I think the following can and will happened. In a decade, when USB 5 then USB 6 will arrive, with transfer speeds of 1Tbps and over, a new cable, but also a new port will be required because of different technology . How is that going to happen then if EU only allows old ports?
1) the law has provisions for moving to future connectors if or when they arrive
2) laws change
all the time
3) innovation is not the same as adoption. If the existence of a standard stops you from making an improved one, that's not due to the law, that's due to self-imposed fatalism.
This whole argument is a logical fallacy, rooted in hopelessly naïve ideas of so-called liberal capitalism. There is no contradiction between restriction and innovation - the opposite is arguably true, as constraints foster creative problem solving. The absence of a commonly agreed upon or mandated standard is in no way whatsoever a guarantee that a better solution will arrive. Nor is there any contradiction whatsoever between an open and freely available standard being mandated by law and any work towards creating an improved standard in the future - standards are replaced
constantly. The literal job of most standards bodies is to maintain current standards
and develop new ones. At the same time. The argument that a mandated standard is somehow contrary to innovation is pure ideological BS, promoted by corporations so that they can come up with BS proprietary solutions to squeeze more money out of customers. Like, you know, Apple has a decades-long history of doing.

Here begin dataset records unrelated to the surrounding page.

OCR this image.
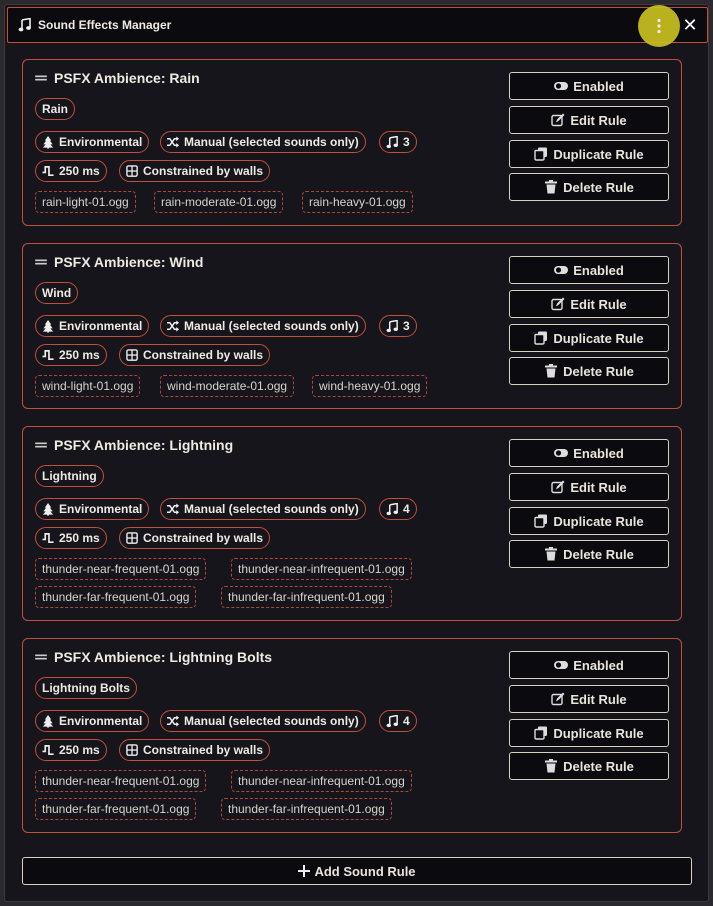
Sound Effects Manager	✕
PSFX Ambience: Rain
Rain
Environmental	Manual (selected sounds only)	3
250 ms	Constrained by walls
rain-light-01.ogg	rain-moderate-01.ogg	rain-heavy-01.ogg
Enabled
Edit Rule
Duplicate Rule
Delete Rule
PSFX Ambience: Wind
Wind
Environmental	Manual (selected sounds only)	3
250 ms	Constrained by walls
wind-light-01.ogg	wind-moderate-01.ogg	wind-heavy-01.ogg
Enabled
Edit Rule
Duplicate Rule
Delete Rule
PSFX Ambience: Lightning
Lightning
Environmental	Manual (selected sounds only)	4
250 ms	Constrained by walls
thunder-near-frequent-01.ogg	thunder-near-infrequent-01.ogg
thunder-far-frequent-01.ogg	thunder-far-infrequent-01.ogg
Enabled
Edit Rule
Duplicate Rule
Delete Rule
PSFX Ambience: Lightning Bolts
Lightning Bolts
Environmental	Manual (selected sounds only)	4
250 ms	Constrained by walls
thunder-near-frequent-01.ogg	thunder-near-infrequent-01.ogg
thunder-far-frequent-01.ogg	thunder-far-infrequent-01.ogg
Enabled
Edit Rule
Duplicate Rule
Delete Rule
Add Sound Rule
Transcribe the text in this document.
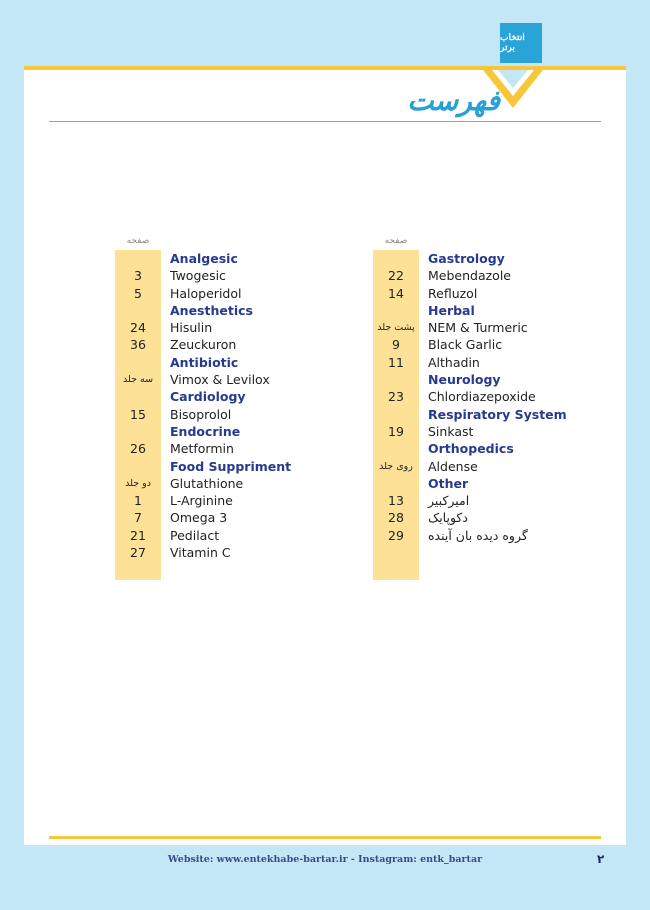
انتخاب برتر
فهرست
صفحه
Analgesic
3	Twogesic
5	Haloperidol
Anesthetics
24	Hisulin
36	Zeuckuron
Antibiotic
سه جلد	Vimox & Levilox
Cardiology
15	Bisoprolol
Endocrine
26	Metformin
Food Suppriment
دو جلد	Glutathione
1	L-Arginine
7	Omega 3
21	Pedilact
27	Vitamin C
صفحه
Gastrology
22	Mebendazole
14	Refluzol
Herbal
پشت جلد	NEM & Turmeric
9	Black Garlic
11	Althadin
Neurology
23	Chlordiazepoxide
Respiratory System
19	Sinkast
Orthopedics
روی جلد	Aldense
Other
13	امیرکبیر
28	دکوپایک
29	گروه دیده بان آینده
Website: www.entekhabe-bartar.ir - Instagram: entk_bartar	۲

Also, your ideas of future connectivity show some ... well, shall we say utopian ideas of what is possible. We're already seeing a massive drop-off in the rate of increase in I/O speeds, and we've long since run into the point where more bandwidth = more money, as cables and transcievers become increasingly expensive as bandwidth increases. USB 2.0 (5m max cable length) was cheap and 40x faster than USB 1.1. USB 3.0 (3m max cable length) wasn't that expensive, and was 10x the speed of 2.0. USB 3.2 (3m max cable length) is rather expensive, and 2x-4x the speed of 3.0. USB 4 (0.8m max cable length) is
very expensive, and 2x faster than 3.2g2x2. The new USB 4 80Gbps is another 2x increase, and we're looking at TB3-like cabling and transciever costs, meaning ~1m max passive cable length sub-$100, ~2m max passive cable length no matter the cost (and those cables are overall
very rare), and stupidly expensive active cables for any reasonable length. And you're somehow imagining that in a decade we'll have found a way of transferring ~12x the data of yet-to-be-released 80G USB, 24x the speed of current TB3/USB4, and that this will somehow be at a cost that is feasible for regular people? Yeah, sorry, that isn't happening. Not to forget, of course, that nobody actually needs those USB speeds. Even USB 3.2 is seeing limited adoption, let alone 3.2g2x2 or TB3. The higher you go in bandwidth, the fewer applications can actually make use of that bandwidth in a meaningful way.
Even if USB 5 comes with better power delivery, your legacy USB-PD would still be able to deliver at least 100W. I think a lot of devices will continue to be fine with that.
If anything, we need to move towards lowering power draws, not increasing them. I see no reason why increasing output power above 240W should be a goal of any future device charging standard. At that point you're looking at specialized equipment anyhow.